What can I do so that students are using all of their energy to think about the topic we are teaching?
We've all been there. Taught a lesson with lots of examples, lots of discussion. You've made sure that the diagrams in your lesson complement your explanation. You don't read off the board. And yet...students still come to the next lesson having forgotten most of what you have told them. Now yes, retrieval practice plays a big part in this, but have you ever thought that maybe students had too much to think about?
Cognitive Load Theory recommends that in order to increase learning, we must reduce extraneous load and optimise intrinsic load. Long term memory and the external store (environment) have an unlimited capacity and your working memory is the bottleneck in between that has a limited amount of space to store information. We need to optimise this working memory space so that it is being used effectively in lesson by students. In the past few years there has been a big increase in teachers understanding different ways of reducing distractions (extraneous load) in lesson so that students can be focused fully on the explanation. The next step for us is to optimise the way we teach the topic so that students working memory isn't being stretched too much and the information is able to be transferred in to their long term memory.
From Ollie Lovells' Cognitive Load Theory book, he speaks about two main methods of teacher instruction that can be effective in teaching students, alternating our instruction and fading examples. Reflecting on my own teaching, I have been using backwards fading predominantly to support students in my lessons. I have found it really effective in slowly reducing the support I give to students. I use cold calling and mini whiteboard questions to check understanding of the topic to formatively assess the class. I have toyed with alternating examples but, for me, it hasn't been as effective and my personal preference is to use fading. I know that Craig Barton has pushed alternation in both his book and on his websites but I have struggled to effectively implement them in my own classes. I like that with backwards fading I am able to ask students to self reflect and think about what would happen next. I ensure there is enough of a pause between steps and during my instruction for students to anticipate the next step. I think its key that we adapt research and ideas from books and articles etc to how you personally teach and the students you have in front of you.
The big takeaway from Cognitive Load Theory, for me, is the idea of the goal free effect. I first read about this a few years ago, from Craig Bartons book, and attempted to incorporate it in lessons with little structure to what I was using and why. This proved not very effective and ended up being something I binned from my lessons quite quickly. However I really like the structure that Lovell uses to ensure the goal free effect is optimised.
- Restricted Actions
- Rapid Feedback
- Reliable Results
This led me to explore some current resources that are already out there and see what could be used to fill this gap. I think Open Middle problems can be incredibly effect for these types of tasks as they allow students to explore the concept more deeply than just answering questions. I also really like how 1 question could be used to replace a worksheet and can then spark some really interesting discussion.
Side note:
In the future I'd like to explore the questions that teachers may use as prompts to go alongside these style of problems to encourage deeper thinking e.g. What would the effect be if this value increased by ...? Which numbers make the question harder/easier to answer? Why? (honestly, mathematical discussion is a weak point in my lessons and something I know I need to develop)

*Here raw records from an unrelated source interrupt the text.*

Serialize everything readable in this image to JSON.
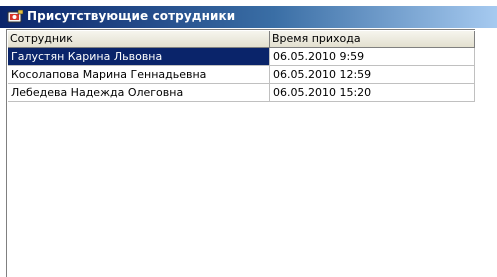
{
  "window": {
    "title": "Присутствующие сотрудники",
    "icon": "app-icon"
  },
  "grid": {
    "columns": [
      "Сотрудник",
      "Время прихода"
    ],
    "rows": [
      {
        "employee": "Галустян Карина Львовна",
        "arrival": "06.05.2010 9:59",
        "selected": true
      },
      {
        "employee": "Косолапова Марина Геннадьевна",
        "arrival": "06.05.2010 12:59",
        "selected": false
      },
      {
        "employee": "Лебедева Надежда  Олеговна",
        "arrival": "06.05.2010 15:20",
        "selected": false
      }
    ]
  },
  "colors": {
    "titlebar_start": "#0a246a",
    "titlebar_end": "#a6caf0",
    "selection": "#0a246a"
  }
}
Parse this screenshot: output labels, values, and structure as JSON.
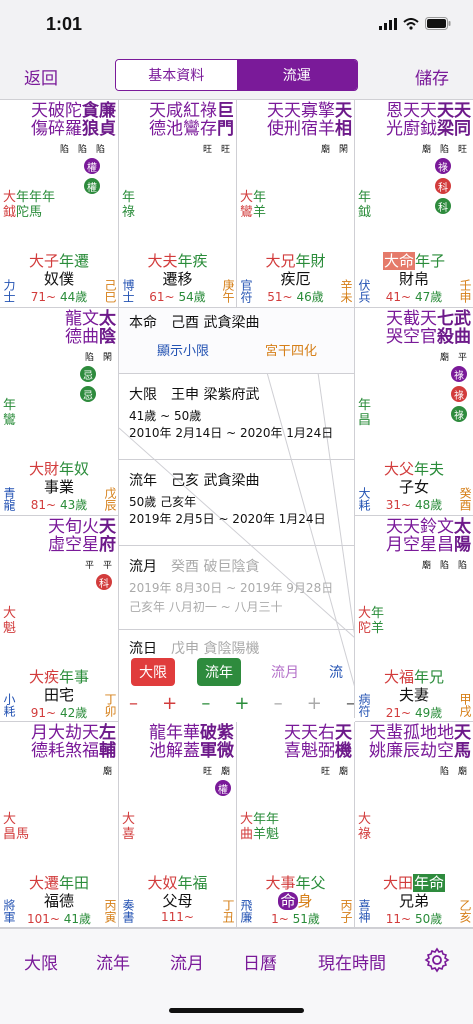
{
  "status": {
    "time": "1:01"
  },
  "nav": {
    "back": "返回",
    "save": "儲存",
    "seg": [
      "基本資料",
      "流運"
    ]
  },
  "cells": [
    {
      "id": "c0",
      "stars": [
        [
          "廉",
          "陷"
        ],
        [
          "貪",
          "陷"
        ],
        [
          "羅",
          "陷"
        ],
        [
          "破",
          ""
        ],
        [
          "天",
          ""
        ]
      ],
      "stars2": [
        [
          "貞",
          ""
        ],
        [
          "狼",
          ""
        ],
        [
          "碎",
          ""
        ],
        [
          "陀",
          ""
        ],
        [
          "傷",
          ""
        ]
      ],
      "badges": [
        "權",
        "權"
      ],
      "small": [
        "大年年年",
        "鉞陀馬"
      ],
      "palace": "大子年遷",
      "name": "奴僕",
      "age": "71~ 44歲",
      "bl": "力士",
      "br": "己巳"
    },
    {
      "id": "c1",
      "stars": [
        [
          "巨",
          "旺"
        ],
        [
          "祿",
          "旺"
        ],
        [
          "存",
          ""
        ],
        [
          "咸",
          ""
        ],
        [
          "天",
          ""
        ]
      ],
      "palace": "大夫年疾",
      "name": "遷移",
      "age": "61~ 54歲",
      "bl": "博士",
      "br": "庚午"
    },
    {
      "id": "c2",
      "stars": [
        [
          "天",
          "閑"
        ],
        [
          "相",
          "廟"
        ],
        [
          "擎",
          ""
        ],
        [
          "寡",
          ""
        ],
        [
          "天",
          ""
        ]
      ],
      "palace": "大兄年財",
      "name": "疾厄",
      "age": "51~ 46歲",
      "bl": "官符",
      "br": "辛未"
    },
    {
      "id": "c3",
      "stars": [
        [
          "天",
          "閑"
        ],
        [
          "同",
          "陷"
        ],
        [
          "天",
          "廟"
        ],
        [
          "梁",
          ""
        ],
        [
          "恩",
          ""
        ]
      ],
      "palace": "大命年子",
      "name": "財帛",
      "age": "41~ 47歲",
      "bl": "伏兵",
      "br": "壬申"
    },
    {
      "id": "c4",
      "stars": [
        [
          "太",
          "閑"
        ],
        [
          "陰",
          ""
        ],
        [
          "文",
          "陷"
        ],
        [
          "曲",
          ""
        ],
        [
          "龍",
          ""
        ]
      ],
      "palace": "大財年奴",
      "name": "事業",
      "age": "81~ 43歲",
      "bl": "青龍",
      "br": "戊辰"
    },
    {
      "id": "c5",
      "stars": [
        [
          "七",
          "廟"
        ],
        [
          "殺",
          ""
        ],
        [
          "武",
          "平"
        ],
        [
          "曲",
          ""
        ],
        [
          "天",
          ""
        ]
      ],
      "palace": "大父年夫",
      "name": "子女",
      "age": "31~ 48歲",
      "bl": "大耗",
      "br": "癸酉"
    },
    {
      "id": "c6",
      "stars": [
        [
          "天",
          "平"
        ],
        [
          "府",
          ""
        ],
        [
          "火",
          "平"
        ],
        [
          "星",
          ""
        ],
        [
          "天",
          ""
        ]
      ],
      "palace": "大疾年事",
      "name": "田宅",
      "age": "91~ 42歲",
      "bl": "小耗",
      "br": "丁卯"
    },
    {
      "id": "c7",
      "stars": [
        [
          "太",
          "平"
        ],
        [
          "陽",
          ""
        ],
        [
          "文",
          "陷"
        ],
        [
          "昌",
          ""
        ],
        [
          "天",
          ""
        ]
      ],
      "palace": "大福年兄",
      "name": "夫妻",
      "age": "21~ 49歲",
      "bl": "病符",
      "br": "甲戌"
    },
    {
      "id": "c8",
      "palace": "大遷年田",
      "name": "福德",
      "age": "101~ 41歲",
      "bl": "將軍",
      "br": "丙寅"
    },
    {
      "id": "c9",
      "palace": "大奴年福",
      "name": "父母",
      "age": "111~",
      "bl": "奏書",
      "br": "丁丑"
    },
    {
      "id": "c10",
      "palace": "大事年父",
      "name": "命身",
      "age": "1~ 51歲",
      "bl": "飛廉",
      "br": "丙子"
    },
    {
      "id": "c11",
      "palace": "大田年命",
      "name": "兄弟",
      "age": "11~ 50歲",
      "bl": "喜神",
      "br": "乙亥"
    }
  ],
  "center": {
    "benming": "本命　己酉 武貪梁曲",
    "show_small": "顯示小限",
    "palace_hua": "宮干四化",
    "daxian_title": "大限　王申 梁紫府武",
    "daxian_age": "41歲 ~ 50歲",
    "daxian_date": "2010年 2月14日 ~ 2020年 1月24日",
    "liunian_title": "流年　己亥 武貪梁曲",
    "liunian_age": "50歲 己亥年",
    "liunian_date": "2019年 2月5日 ~ 2020年 1月24日",
    "liuyue_title": "流月　癸酉 破巨陰貪",
    "liuyue_date": "2019年 8月30日 ~ 2019年 9月28日",
    "liuyue_lunar": "己亥年 八月初一 ~ 八月三十",
    "liuri_title": "流日　戊申 貪陰陽機",
    "btn_daxian": "大限",
    "btn_liunian": "流年",
    "btn_liuyue": "流月",
    "btn_liu": "流"
  },
  "tabs": [
    "大限",
    "流年",
    "流月",
    "日曆",
    "現在時間"
  ]
}
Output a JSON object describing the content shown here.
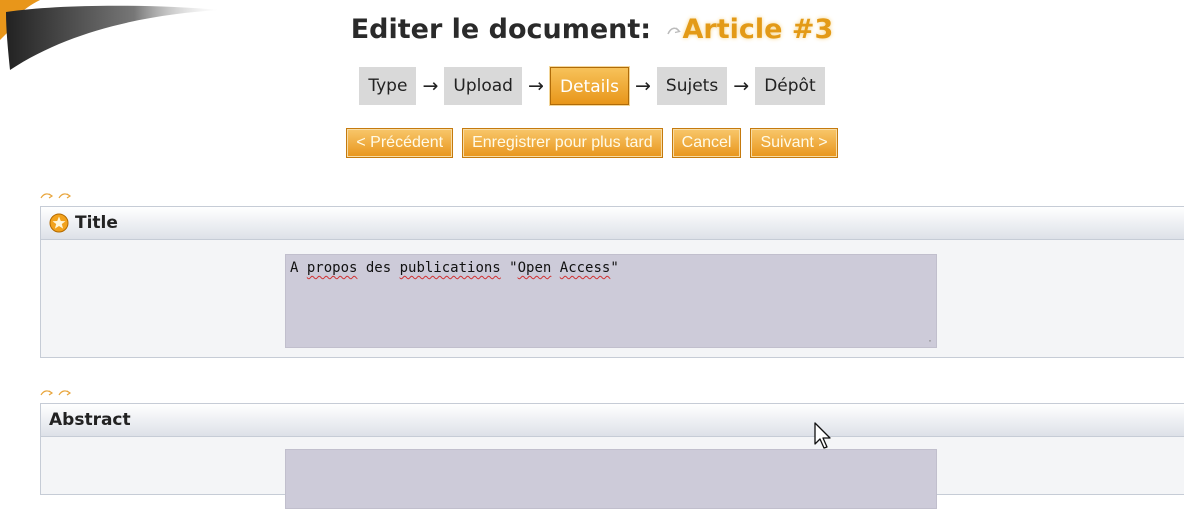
{
  "header": {
    "title_prefix": "Editer le document:",
    "document_name": "Article #3"
  },
  "steps": [
    {
      "label": "Type",
      "current": false
    },
    {
      "label": "Upload",
      "current": false
    },
    {
      "label": "Details",
      "current": true
    },
    {
      "label": "Sujets",
      "current": false
    },
    {
      "label": "Dépôt",
      "current": false
    }
  ],
  "actions": {
    "previous_label": "< Précédent",
    "save_later_label": "Enregistrer pour plus tard",
    "cancel_label": "Cancel",
    "next_label": "Suivant >"
  },
  "fields": {
    "title": {
      "label": "Title",
      "required": true,
      "value_parts": [
        "A ",
        "propos",
        " des ",
        "publications",
        " \"",
        "Open",
        " ",
        "Access",
        "\""
      ]
    },
    "abstract": {
      "label": "Abstract",
      "value": ""
    }
  },
  "colors": {
    "accent_orange": "#e8961a",
    "step_grey": "#d9d9d9",
    "panel_border": "#c6ccd6",
    "textarea_bg": "#cdcbd9"
  }
}
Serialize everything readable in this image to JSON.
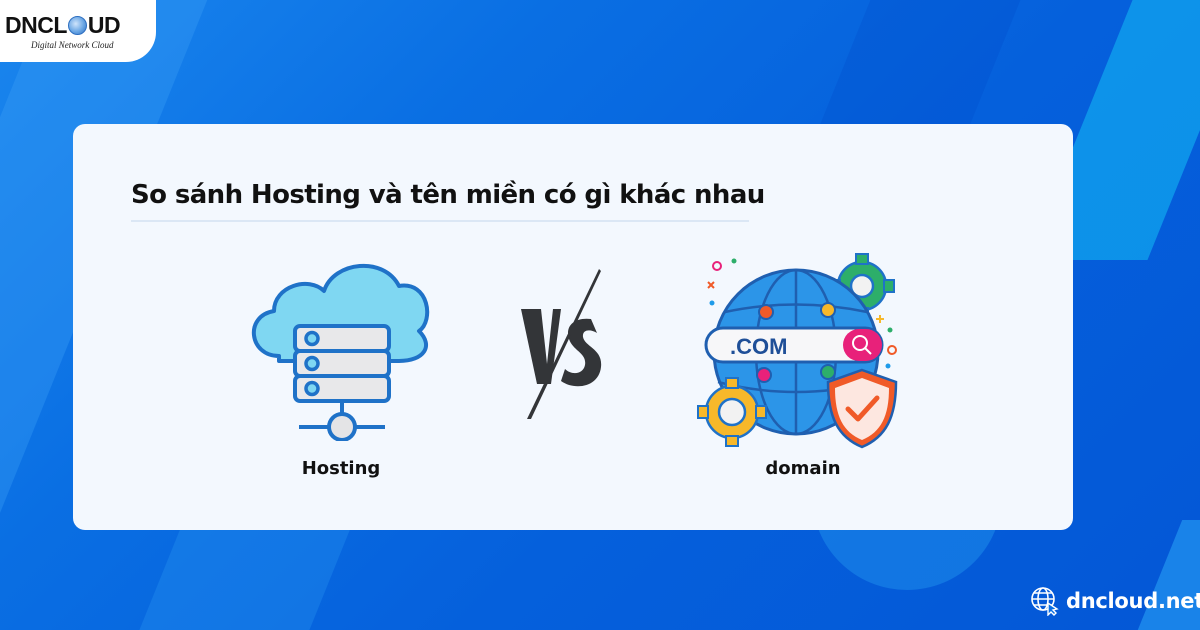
{
  "brand": {
    "logo_text_left": "DNCL",
    "logo_text_right": "UD",
    "logo_subtitle": "Digital Network Cloud",
    "website": "dncloud.net"
  },
  "card": {
    "title": "So sánh Hosting và tên miền có gì khác nhau",
    "left_item": {
      "label": "Hosting",
      "icon": "cloud-server-icon"
    },
    "versus": {
      "label": "VS",
      "icon": "versus-icon"
    },
    "right_item": {
      "label": "domain",
      "icon": "globe-domain-icon",
      "domain_text": ".COM"
    }
  },
  "colors": {
    "background_primary": "#0a6fe3",
    "card_bg": "#f3f8fe",
    "title_text": "#111111",
    "icon_blue": "#1f72c8",
    "cloud_fill": "#7fd7f2",
    "vs_dark": "#333538",
    "search_pink": "#e8217a",
    "shield_orange": "#f05a28",
    "gear_yellow": "#f7b82a",
    "gear_green": "#2dae6a"
  }
}
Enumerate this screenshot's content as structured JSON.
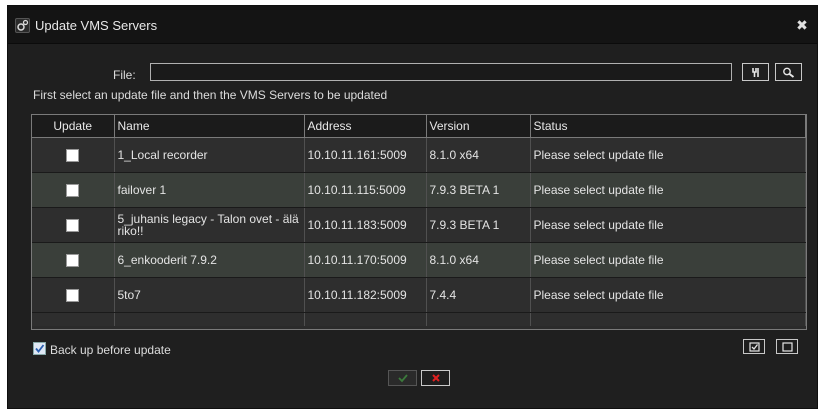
{
  "window": {
    "title": "Update VMS Servers",
    "close_glyph": "✖"
  },
  "file": {
    "label": "File:",
    "value": "",
    "placeholder": ""
  },
  "hint": "First select an update file and then the VMS Servers to be updated",
  "table": {
    "columns": [
      "Update",
      "Name",
      "Address",
      "Version",
      "Status"
    ],
    "rows": [
      {
        "checked": false,
        "name": "1_Local recorder",
        "address": "10.10.11.161:5009",
        "version": "8.1.0 x64",
        "status": "Please select update file"
      },
      {
        "checked": false,
        "name": "failover 1",
        "address": "10.10.11.115:5009",
        "version": "7.9.3 BETA 1",
        "status": "Please select update file"
      },
      {
        "checked": false,
        "name": "5_juhanis legacy - Talon ovet - älä riko!!",
        "address": "10.10.11.183:5009",
        "version": "7.9.3 BETA 1",
        "status": "Please select update file"
      },
      {
        "checked": false,
        "name": "6_enkooderit 7.9.2",
        "address": "10.10.11.170:5009",
        "version": "8.1.0 x64",
        "status": "Please select update file"
      },
      {
        "checked": false,
        "name": "5to7",
        "address": "10.10.11.182:5009",
        "version": "7.4.4",
        "status": "Please select update file"
      }
    ]
  },
  "backup": {
    "label": "Back up before update",
    "checked": true
  },
  "icons": {
    "title": "gear-icon",
    "browse": "tools-icon",
    "search": "magnifier-icon",
    "select_all": "checked-box-icon",
    "select_none": "empty-box-icon",
    "ok": "checkmark-icon",
    "cancel": "cross-icon"
  },
  "colors": {
    "background": "#1f1f1f",
    "titlebar": "#141414",
    "row_alt": "#3a3f3a",
    "cancel_red": "#e02020",
    "ok_green": "#3c7a3c"
  }
}
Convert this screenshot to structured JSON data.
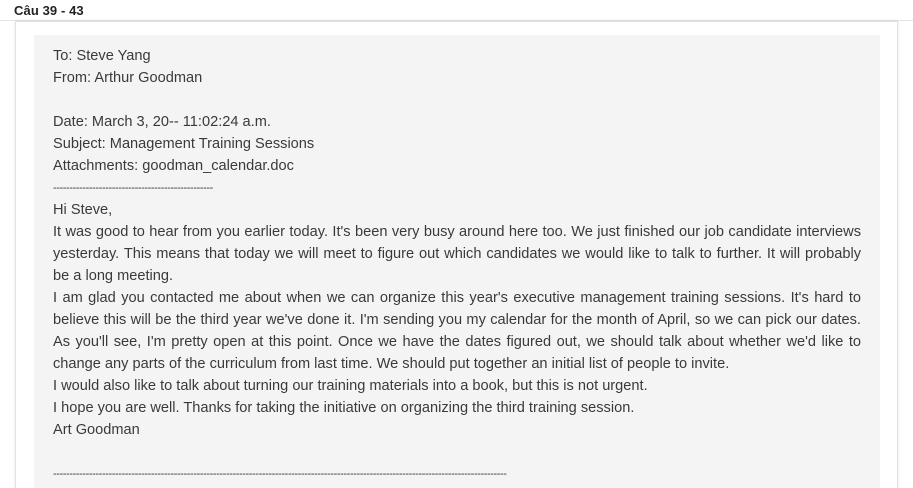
{
  "header": {
    "title": "Câu 39 - 43"
  },
  "email": {
    "to": "To: Steve Yang",
    "from": "From: Arthur Goodman",
    "date": "Date: March 3, 20-- 11:02:24 a.m.",
    "subject": "Subject: Management Training Sessions",
    "attachments": "Attachments: goodman_calendar.doc",
    "separator_top": "-------------------------------------------------",
    "greeting": "Hi Steve,",
    "paragraphs": [
      "It was good to hear from you earlier today. It's been very busy around here too. We just finished our job candidate interviews yesterday. This means that today we will meet to figure out which candidates we would like to talk to further. It will probably be a long meeting.",
      "I am glad you contacted me about when we can organize this year's executive management training sessions. It's hard to believe this will be the third year we've done it. I'm sending you my calendar for the month of April, so we can pick our dates. As you'll see, I'm pretty open at this point. Once we have the dates figured out, we should talk about whether we'd like to change any parts of the curriculum from last time. We should put together an initial list of people to invite.",
      "I would also like to talk about turning our training materials into a book, but this is not urgent.",
      "I hope you are well. Thanks for taking the initiative on organizing the third training session."
    ],
    "signature": "Art Goodman",
    "separator_bottom": "-------------------------------------------------------------------------------------------------------------------------------------------"
  }
}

Robert Kaplinsky shared the picture below on twitter illustrating some of the ways that one style of question could be adapted to increase the depth of knowledge.
The issue I have is with students being able to check if they are correct or not. This is fine if students have a good grasp of what the answer should look like, however if students don't know this then they could be drifting through the task not fully developing the understanding that I had hoped for. As an example, I think the fraction task below can be a really nice way of encouraging students to practice multiplying fractions and linking the answer to mixed numbers. This requires students to be secure in the procedure for multiplying fractions, converting improper fractions and understanding which fractions are larger than others. In my view this then needs careful sequencing of the curriculum to build to this level. I don't think this can be something that can be thrown into a lesson to tick a box.
To alleviate some of these issues it could be nice to create some form of self marking sheet that can be used to give students instant feedback. Alternatively we could ask students to 'show me why your correct'. Encouraging them to use different representations and using comparisons etc.
Teaching is pretty simple really, make students think hard about what you are teaching them and repeatedly retrieve that memory once it is locked in so that it isn't lost.
I hope my musings have been of interest, they allow me to put into words some of the thoughts that I am having to help form my ideas. I believe if you have an idea about something you need to be able to articulate it effectively and be willing to be scrutinised. So feel free to disagree with me. Teach me. Help me get better. My aim is simple, get better each week.
What are you going to do this week to get one percent better?